If a creditor believes that the consignation was not made correctly or disputes the validity of the consignation, they can seek legal redress. Similarly, if the debtor believes that the creditor is unreasonably refusing the consignation, they can ask the court to cancel the obligation.
Article 1161. If, the consignation having been made, the creditor should authorize the debtor to withdraw the same, he shall lose every preference which he may have over the thing. The co-debtors, guarantors and sureties shall be released. (1181a)
Article 1161 specifically addresses the situation where the creditor, after the debtor has made the consignation, later authorizes the debtor to withdraw the deposited amount. The key consequence stated in the article is that the creditor will lose any preference they may have had over the thing owed.
The loss of preference means that any special rights or privileges the creditor may have had concerning the thing owed will be forfeited. In cases where multiple creditors are competing for the same asset, this provision ensures that the creditor who initially had the advantage will no longer enjoy that benefit if they later allow the debtor to withdraw the consigned amount.

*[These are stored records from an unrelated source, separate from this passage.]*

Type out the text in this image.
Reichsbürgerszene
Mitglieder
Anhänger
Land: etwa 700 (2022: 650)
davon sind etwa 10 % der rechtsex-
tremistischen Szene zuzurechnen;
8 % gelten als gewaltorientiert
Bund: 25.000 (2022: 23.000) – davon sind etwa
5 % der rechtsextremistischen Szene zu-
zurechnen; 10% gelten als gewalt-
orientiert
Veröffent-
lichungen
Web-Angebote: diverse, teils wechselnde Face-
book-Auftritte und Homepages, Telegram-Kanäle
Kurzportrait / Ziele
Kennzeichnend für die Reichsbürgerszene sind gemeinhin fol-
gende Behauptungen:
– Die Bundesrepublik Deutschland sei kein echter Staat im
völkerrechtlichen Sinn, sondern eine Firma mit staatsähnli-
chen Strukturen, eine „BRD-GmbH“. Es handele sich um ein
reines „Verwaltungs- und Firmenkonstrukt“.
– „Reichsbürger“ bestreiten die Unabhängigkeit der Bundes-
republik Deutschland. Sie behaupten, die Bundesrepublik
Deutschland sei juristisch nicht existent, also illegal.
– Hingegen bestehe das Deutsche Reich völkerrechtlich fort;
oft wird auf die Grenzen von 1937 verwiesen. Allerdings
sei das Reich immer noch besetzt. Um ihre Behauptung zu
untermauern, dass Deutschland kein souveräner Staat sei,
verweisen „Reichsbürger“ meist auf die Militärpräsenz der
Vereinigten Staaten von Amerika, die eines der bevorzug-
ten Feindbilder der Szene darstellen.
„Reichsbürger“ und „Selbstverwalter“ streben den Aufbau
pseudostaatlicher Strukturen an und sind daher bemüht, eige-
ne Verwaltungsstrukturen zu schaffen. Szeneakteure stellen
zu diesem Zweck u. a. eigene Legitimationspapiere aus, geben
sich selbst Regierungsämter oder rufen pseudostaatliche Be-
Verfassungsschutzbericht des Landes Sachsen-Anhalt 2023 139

Another significant consequence of this provision is that it releases co-debtors, guarantors, and sureties from their obligations. Co-debtors are individuals who share the same obligation, guarantors provide a guarantee of payment, and sureties offer security for the debtor's obligation. If the creditor authorizes the debtor to withdraw the consigned amount, these parties are no longer bound by their commitments.
The co-debtors (referring to the solidary debtors) are released only from their solidary liability, but not from their shares of obligation, since unlike guarantors and sureties, they are also principal debtors.